Self-publishing authors are doing everything that traditional publishers once did: writing, editing, and designing and formatting books. These tasks require authors to be more tech aware than ever before.
Tech tools can help with tasks once handled by traditional publishers. Below, I’ll share with you the three tech tools that I use for my self-publishing workflow.
Criteria for Choosing Tools
These are my criteria for choosing the tools I’ll use…
A tool must
- have the right features for the task
- make a task more efficient
- be inexpensive, from a cost-per-use standpoint
- not take too much time to learn (there is only so much time for steep learning curves when you’re a jack-of-all-trades)
- have adequate support in the way of tutorials, videos, guides, forums, or someone to answer questions, if necessary
The tools I describe below meet all of these criteria.
Sure, it’d be wonderful if one tool could do it all, but I haven’t found that tool (let me know if you have). No tool is designed to do everything, and using some tools for editing, for example, is akin to using a spoon to dig a hole to plant a tree. The smartest thing you can do is choose the best tool for the job.
These three tools are the best tools for the jobs I do…
For writing book-length works, I haven’t found a tool that beats Scrivener. Scrivener shines in the way it allows writers to arrange and manipulate sections of a book. If you’re a plotter, panster or tweener, you can begin writing your book from the beginning or middle because you can arrange your book’s sections with ease later.
Scrivener will let you store your book alongside research notes and pictures, and it has nifty colour coded labels that can help you to indicate your progress on a section of writing. You can also set word count targets, which can help you reach your daily or weekly writing goals.
This handy Scrivener cheat sheet will get you started.
While Scrivener has track changes and comments features, it isn’t my favourite tool for editing my writing. As a professional editor, I know that there are ways to automate editing tasks, which helps with efficiency, but more importantly, helps me to catch errors I’d otherwise miss.
Microsoft Word / WPS Writer
My tool of choice for automated editing tasks is Microsoft Word. Most professional editors use Word for editing, and with good reason. If Word isn’t in your budget, try WPS Writer(part of the WPS Office suite). The free version mirrors many of Word’s powerful features. Upgrading to the Pro version ($60) will allow you to run macros—tiny programs that automate hours-long editing tasks with a few clicks. If you can cut and paste, you can learn to use a macro. This free 20-Minute Macro Course will teach you how.

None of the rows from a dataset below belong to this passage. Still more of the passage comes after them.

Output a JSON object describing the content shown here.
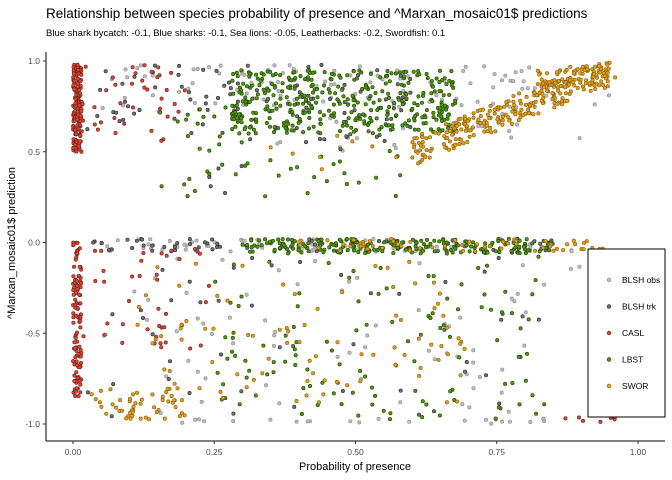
{
  "title": "Relationship between species probability of presence and ^Marxan_mosaic01$ predictions",
  "subtitle": "Blue shark bycatch: -0.1, Blue sharks: -0.1, Sea lions: -0.05, Leatherbacks: -0.2, Swordfish: 0.1",
  "chart_data": {
    "type": "scatter",
    "xlabel": "Probability of presence",
    "ylabel": "^Marxan_mosaic01$ prediction",
    "xlim": [
      0,
      1
    ],
    "ylim": [
      -1.0,
      1.0
    ],
    "xticks": [
      "0.00",
      "0.25",
      "0.50",
      "0.75",
      "1.00"
    ],
    "yticks": [
      "-1.0",
      "-0.5",
      "0.0",
      "0.5",
      "1.0"
    ],
    "grid": false,
    "legend_position": "right",
    "series": [
      {
        "name": "BLSH obs",
        "color": "#bdbdbd",
        "stroke": "#8c8c8c",
        "clusters": [
          {
            "x": [
              0.05,
              0.85
            ],
            "y": [
              0.72,
              0.98
            ],
            "n": 90
          },
          {
            "x": [
              0.35,
              0.95
            ],
            "y": [
              0.5,
              0.98
            ],
            "n": 40
          },
          {
            "x": [
              0.05,
              0.92
            ],
            "y": [
              -0.05,
              0.02
            ],
            "n": 80
          },
          {
            "x": [
              0.05,
              0.9
            ],
            "y": [
              -0.98,
              -0.05
            ],
            "n": 70
          },
          {
            "x": [
              0.15,
              0.85
            ],
            "y": [
              -1.0,
              -0.97
            ],
            "n": 20
          }
        ]
      },
      {
        "name": "BLSH trk",
        "color": "#6e6e6e",
        "stroke": "#2b2b2b",
        "clusters": [
          {
            "x": [
              0.02,
              0.6
            ],
            "y": [
              0.55,
              0.98
            ],
            "n": 100
          },
          {
            "x": [
              0.02,
              0.85
            ],
            "y": [
              -0.05,
              0.02
            ],
            "n": 70
          },
          {
            "x": [
              0.02,
              0.85
            ],
            "y": [
              -0.98,
              -0.05
            ],
            "n": 45
          },
          {
            "x": [
              0.2,
              0.35
            ],
            "y": [
              0.2,
              0.45
            ],
            "n": 5
          }
        ]
      },
      {
        "name": "CASL",
        "color": "#d24a3a",
        "stroke": "#7a1a12",
        "clusters": [
          {
            "x": [
              0.0,
              0.015
            ],
            "y": [
              0.5,
              0.98
            ],
            "n": 160
          },
          {
            "x": [
              0.0,
              0.015
            ],
            "y": [
              -0.85,
              0.0
            ],
            "n": 110
          },
          {
            "x": [
              0.01,
              0.2
            ],
            "y": [
              0.55,
              0.98
            ],
            "n": 40
          },
          {
            "x": [
              0.01,
              0.25
            ],
            "y": [
              -0.6,
              0.0
            ],
            "n": 40
          },
          {
            "x": [
              0.85,
              0.98
            ],
            "y": [
              -1.0,
              -0.95
            ],
            "n": 8
          }
        ]
      },
      {
        "name": "LBST",
        "color": "#4d9a0a",
        "stroke": "#1f3d00",
        "clusters": [
          {
            "x": [
              0.28,
              0.68
            ],
            "y": [
              0.6,
              0.95
            ],
            "n": 380
          },
          {
            "x": [
              0.15,
              0.6
            ],
            "y": [
              0.25,
              0.75
            ],
            "n": 60
          },
          {
            "x": [
              0.3,
              0.85
            ],
            "y": [
              -0.06,
              0.02
            ],
            "n": 200
          },
          {
            "x": [
              0.25,
              0.85
            ],
            "y": [
              -0.98,
              -0.05
            ],
            "n": 120
          }
        ]
      },
      {
        "name": "SWOR",
        "color": "#e0a11b",
        "stroke": "#8a5a00",
        "trend": {
          "x": [
            0.6,
            0.95
          ],
          "y0": 0.5,
          "y1": 0.95,
          "n": 260
        },
        "clusters": [
          {
            "x": [
              0.82,
              0.96
            ],
            "y": [
              0.85,
              0.97
            ],
            "n": 60
          },
          {
            "x": [
              0.03,
              0.2
            ],
            "y": [
              -0.98,
              -0.8
            ],
            "n": 50
          },
          {
            "x": [
              0.1,
              0.7
            ],
            "y": [
              -0.9,
              -0.1
            ],
            "n": 90
          },
          {
            "x": [
              0.4,
              0.95
            ],
            "y": [
              -0.05,
              0.02
            ],
            "n": 60
          },
          {
            "x": [
              0.3,
              0.7
            ],
            "y": [
              0.4,
              0.6
            ],
            "n": 10
          }
        ]
      }
    ]
  }
}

For the record: while I do everything to make my writing as polished as it can be, I know that I’m not the best person to copyedit my own writing. I have my editor do that. If you hire a copyeditor, your copyeditor will most likely work in Word (and if she doesn’t, and she charges by the hour, you may pay more for editing than you should).
After the editing stage, you’ll likely format your book for e-reading devices. Word is notoriously finicky for formatting ebooks, and Scrivener creates ebook files with unsightly gaps between words. So, while you can format ebooks with Scrivener or Word, they aren’t the best tools for the job.
To format ebooks, I prefer Jutoh for a more reliable outcome. You can export an edited Word document into Jutoh easily, and if you’ve had the foresight to style your paragraphs and headings in Word, those styles will transfer, too. Jutoh will then create an epub or a mobi.
Having the right tools for the right tasks will help you produce better books, faster. While the tools I recommend aren’t the only tools to get the job done, they are the best tools I’ve found to date.